Description
What happened?
SYCL version crashed since b3805 with this output:
llama_kv_cache_init: SYCL0 KV buffer size = 2688.00 MiB
llama_new_context_with_model: KV self size = 2688.00 MiB, K (f16): 1344.00 MiB, V (f16): 1344.00 MiB
llama_new_context_with_model: SYCL_Host output buffer size = 0.98 MiB
llama_new_context_with_model: SYCL0 compute buffer size = 507.00 MiB
llama_new_context_with_model: SYCL_Host compute buffer size = 39.01 MiB
llama_new_context_with_model: graph nodes = 1690
llama_new_context_with_model: graph splits = 2
llama_init_from_gpt_params: warming up the model with an empty run - please wait ... (--no-warmup to disable)
MKL Warning: Incompatible OpenCL driver version. GPU performance may be reduced.
Native API failed. Native API returns: -999 (Unknown PI error) -999 (Unknown PI error)
Exception caught at file:D:/a/llama.cpp/llama.cpp/ggml/src/ggml-sycl.cpp, line:3438, func:operator()
SYCL error: CHECK_TRY_ERROR(dpct::gemm_batch( *main_stream, oneapi::mkl::transpose::trans, oneapi::mkl::transpose::nontrans, ne01, ne11, ne10, alpha, (const void **)(ptrs_src.get() + 0 * ne23), dpct::library_data_t::real_half, nb01 / nb00, (const void **)(ptrs_src.get() + 1 * ne23), dpct::library_data_t::real_half, nb11 / nb10, beta, (void **)(ptrs_dst.get() + 0 * ne23), cu_data_type, ne01, ne23, cu_compute_type)): Meet error in this line code!

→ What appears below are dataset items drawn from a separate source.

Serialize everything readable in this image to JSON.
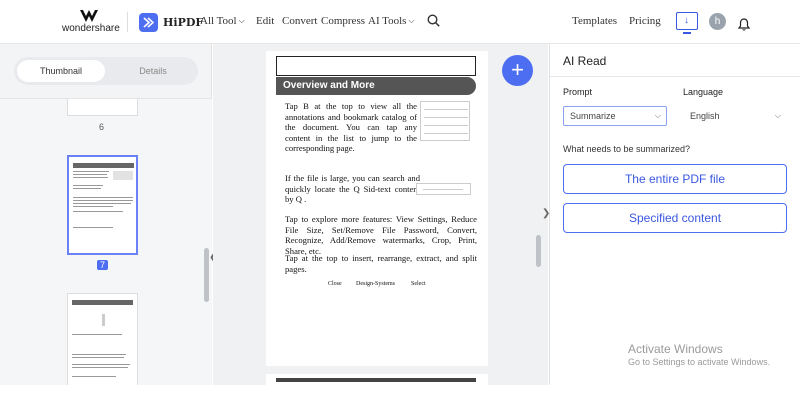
{
  "brand": {
    "company": "wondershare",
    "app": "HiPDF"
  },
  "nav": [
    {
      "label": "All Tool",
      "dropdown": true
    },
    {
      "label": "Edit",
      "dropdown": false
    },
    {
      "label": "Convert",
      "dropdown": false
    },
    {
      "label": "Compress",
      "dropdown": false
    },
    {
      "label": "AI Tools",
      "dropdown": true
    }
  ],
  "topright": {
    "templates": "Templates",
    "pricing": "Pricing",
    "avatar_letter": "h"
  },
  "sidebar": {
    "tabs": [
      {
        "label": "Thumbnail",
        "active": true
      },
      {
        "label": "Details",
        "active": false
      }
    ],
    "pages": [
      {
        "number": "6"
      },
      {
        "number": "7",
        "selected": true
      }
    ]
  },
  "document": {
    "banner": "Overview and More",
    "para1": "Tap B at the top to view all the annotations and bookmark catalog of the document. You can tap any content in the list to jump to the corresponding page.",
    "para2": "If the file is large, you can search and quickly locate the Q Sid-text content by Q .",
    "para3": "Tap to explore more features: View Settings, Reduce File Size, Set/Remove File Password, Convert, Recognize, Add/Remove watermarks, Crop, Print, Share, etc.",
    "para4": "Tap at the top to insert, rearrange, extract, and split pages.",
    "footer": [
      "Close",
      "Design-Systems",
      "Select"
    ]
  },
  "ai_panel": {
    "title": "AI Read",
    "prompt_label": "Prompt",
    "prompt_value": "Summarize",
    "language_label": "Language",
    "language_value": "English",
    "question": "What needs to be summarized?",
    "option1": "The entire PDF file",
    "option2": "Specified content"
  },
  "watermark": {
    "line1": "Activate Windows",
    "line2": "Go to Settings to activate Windows."
  },
  "colors": {
    "accent": "#4e6ef2"
  }
}
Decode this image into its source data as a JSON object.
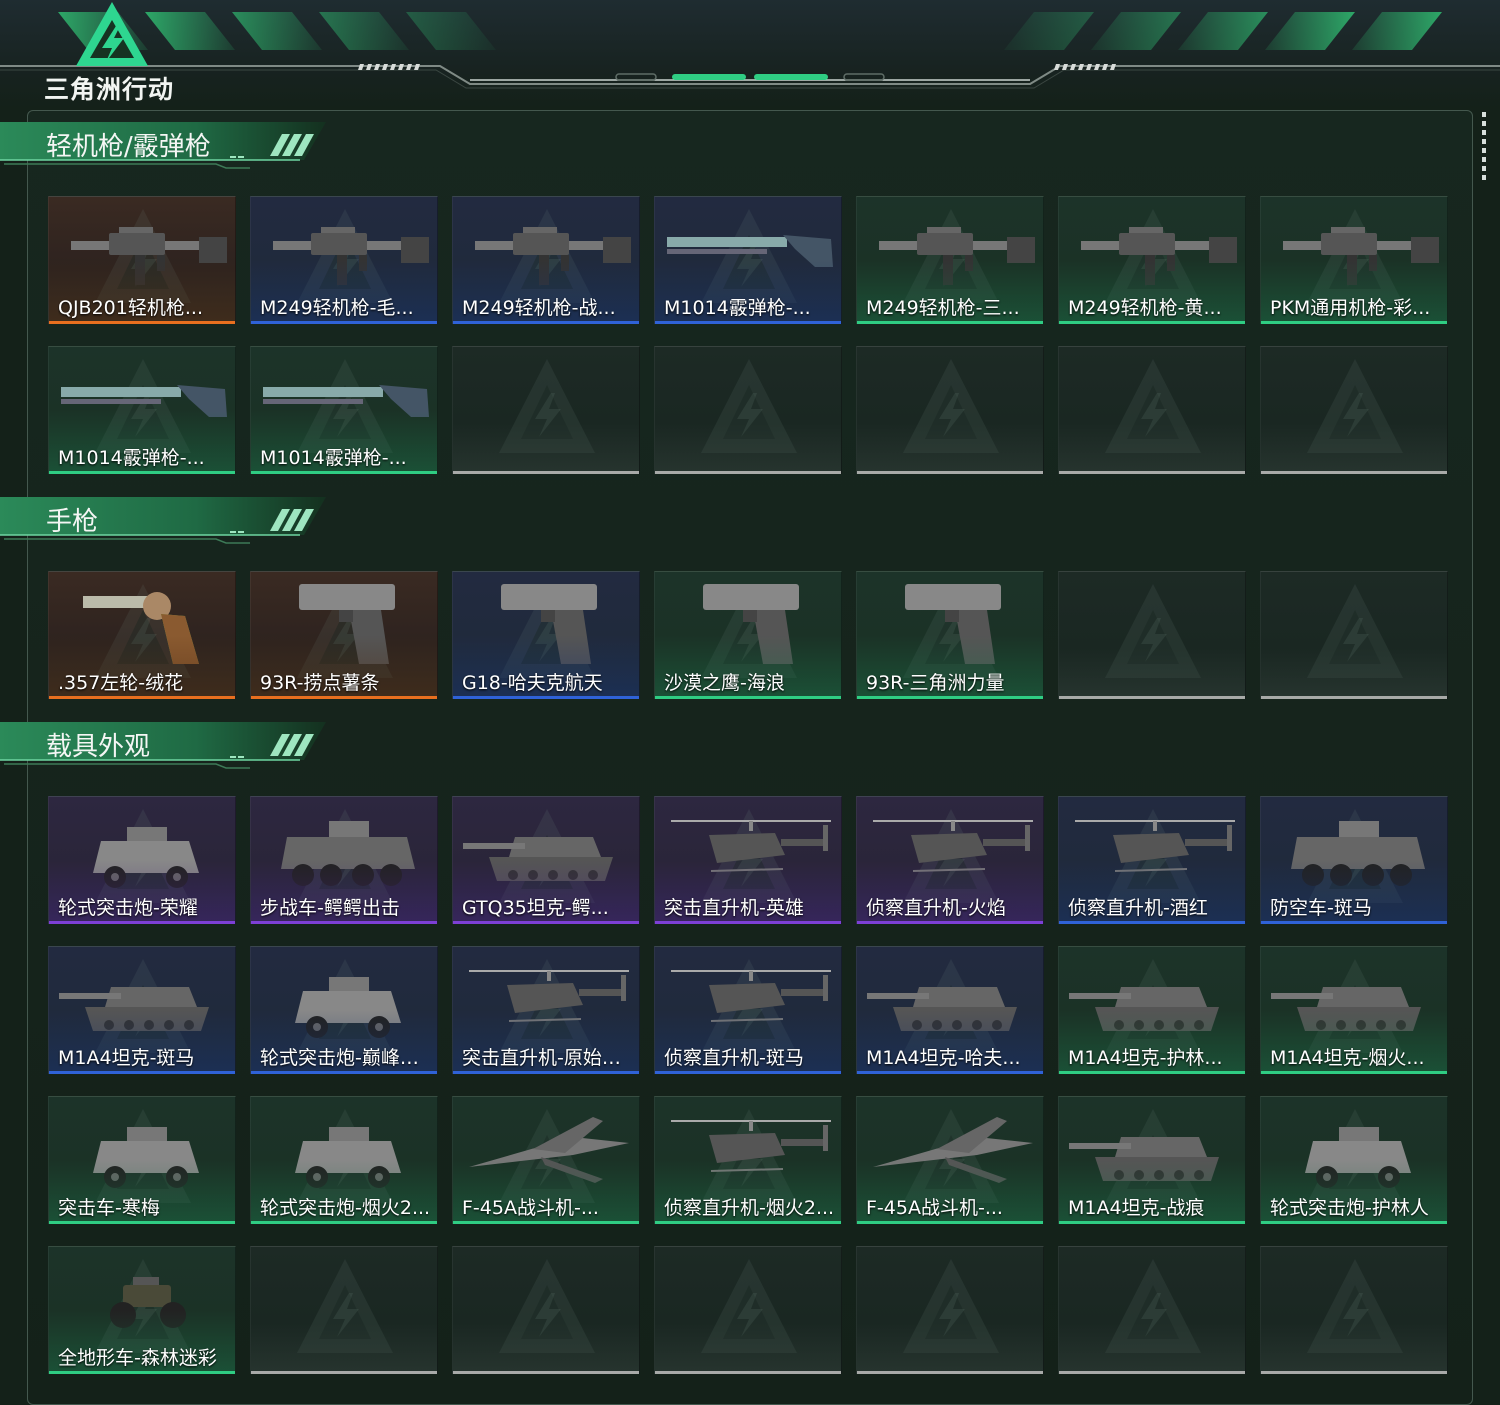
{
  "header": {
    "logo_text": "三角洲行动"
  },
  "colors": {
    "background": "#142119",
    "accent_green": "#2fcd83",
    "rarity_orange": "#e86f1f",
    "rarity_blue": "#2f62d8",
    "rarity_purple": "#7d3fd6",
    "empty_slot": "#a8aaa8"
  },
  "sections": [
    {
      "title": "轻机枪/霰弹枪",
      "items": [
        {
          "label": "QJB201轻机枪...",
          "rarity": "orange",
          "icon": "machine-gun-icon"
        },
        {
          "label": "M249轻机枪-毛...",
          "rarity": "blue",
          "icon": "machine-gun-icon"
        },
        {
          "label": "M249轻机枪-战...",
          "rarity": "blue",
          "icon": "machine-gun-icon"
        },
        {
          "label": "M1014霰弹枪-...",
          "rarity": "blue",
          "icon": "shotgun-icon"
        },
        {
          "label": "M249轻机枪-三...",
          "rarity": "green",
          "icon": "machine-gun-icon"
        },
        {
          "label": "M249轻机枪-黄...",
          "rarity": "green",
          "icon": "machine-gun-icon"
        },
        {
          "label": "PKM通用机枪-彩...",
          "rarity": "green",
          "icon": "machine-gun-icon"
        },
        {
          "label": "M1014霰弹枪-...",
          "rarity": "green",
          "icon": "shotgun-icon"
        },
        {
          "label": "M1014霰弹枪-...",
          "rarity": "green",
          "icon": "shotgun-icon"
        },
        null,
        null,
        null,
        null,
        null
      ]
    },
    {
      "title": "手枪",
      "items": [
        {
          "label": ".357左轮-绒花",
          "rarity": "orange",
          "icon": "revolver-icon"
        },
        {
          "label": "93R-捞点薯条",
          "rarity": "orange",
          "icon": "pistol-icon"
        },
        {
          "label": "G18-哈夫克航天",
          "rarity": "blue",
          "icon": "pistol-icon"
        },
        {
          "label": "沙漠之鹰-海浪",
          "rarity": "green",
          "icon": "pistol-icon"
        },
        {
          "label": "93R-三角洲力量",
          "rarity": "green",
          "icon": "pistol-icon"
        },
        null,
        null
      ]
    },
    {
      "title": "载具外观",
      "items": [
        {
          "label": "轮式突击炮-荣耀",
          "rarity": "purple",
          "icon": "armored-car-icon"
        },
        {
          "label": "步战车-鳄鳄出击",
          "rarity": "purple",
          "icon": "ifv-icon"
        },
        {
          "label": "GTQ35坦克-鳄...",
          "rarity": "purple",
          "icon": "tank-icon"
        },
        {
          "label": "突击直升机-英雄",
          "rarity": "purple",
          "icon": "helicopter-icon"
        },
        {
          "label": "侦察直升机-火焰",
          "rarity": "purple",
          "icon": "helicopter-icon"
        },
        {
          "label": "侦察直升机-酒红",
          "rarity": "blue",
          "icon": "helicopter-icon"
        },
        {
          "label": "防空车-斑马",
          "rarity": "blue",
          "icon": "ifv-icon"
        },
        {
          "label": "M1A4坦克-斑马",
          "rarity": "blue",
          "icon": "tank-icon"
        },
        {
          "label": "轮式突击炮-巅峰竞...",
          "rarity": "blue",
          "icon": "armored-car-icon"
        },
        {
          "label": "突击直升机-原始伪...",
          "rarity": "blue",
          "icon": "helicopter-icon"
        },
        {
          "label": "侦察直升机-斑马",
          "rarity": "blue",
          "icon": "helicopter-icon"
        },
        {
          "label": "M1A4坦克-哈夫...",
          "rarity": "blue",
          "icon": "tank-icon"
        },
        {
          "label": "M1A4坦克-护林...",
          "rarity": "green",
          "icon": "tank-icon"
        },
        {
          "label": "M1A4坦克-烟火...",
          "rarity": "green",
          "icon": "tank-icon"
        },
        {
          "label": "突击车-寒梅",
          "rarity": "green",
          "icon": "armored-car-icon"
        },
        {
          "label": "轮式突击炮-烟火2...",
          "rarity": "green",
          "icon": "armored-car-icon"
        },
        {
          "label": "F-45A战斗机-...",
          "rarity": "green",
          "icon": "fighter-jet-icon"
        },
        {
          "label": "侦察直升机-烟火2...",
          "rarity": "green",
          "icon": "helicopter-icon"
        },
        {
          "label": "F-45A战斗机-...",
          "rarity": "green",
          "icon": "fighter-jet-icon"
        },
        {
          "label": "M1A4坦克-战痕",
          "rarity": "green",
          "icon": "tank-icon"
        },
        {
          "label": "轮式突击炮-护林人",
          "rarity": "green",
          "icon": "armored-car-icon"
        },
        {
          "label": "全地形车-森林迷彩",
          "rarity": "green",
          "icon": "atv-icon"
        },
        null,
        null,
        null,
        null,
        null,
        null
      ]
    }
  ]
}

in function ggml_sycl_mul_mat_batched_sycl at D:/a/llama.cpp/llama.cpp/ggml/src/ggml-sycl.cpp:3438
D:\a\llama.cpp\llama.cpp\ggml\src\ggml-sycl\common.hpp:107: SYCL error
Name and Version
version: 3808 (1e7b929)
built with MSVC 19.41.34120.0 for
What operating system are you seeing the problem on?
No response
Relevant log output
No response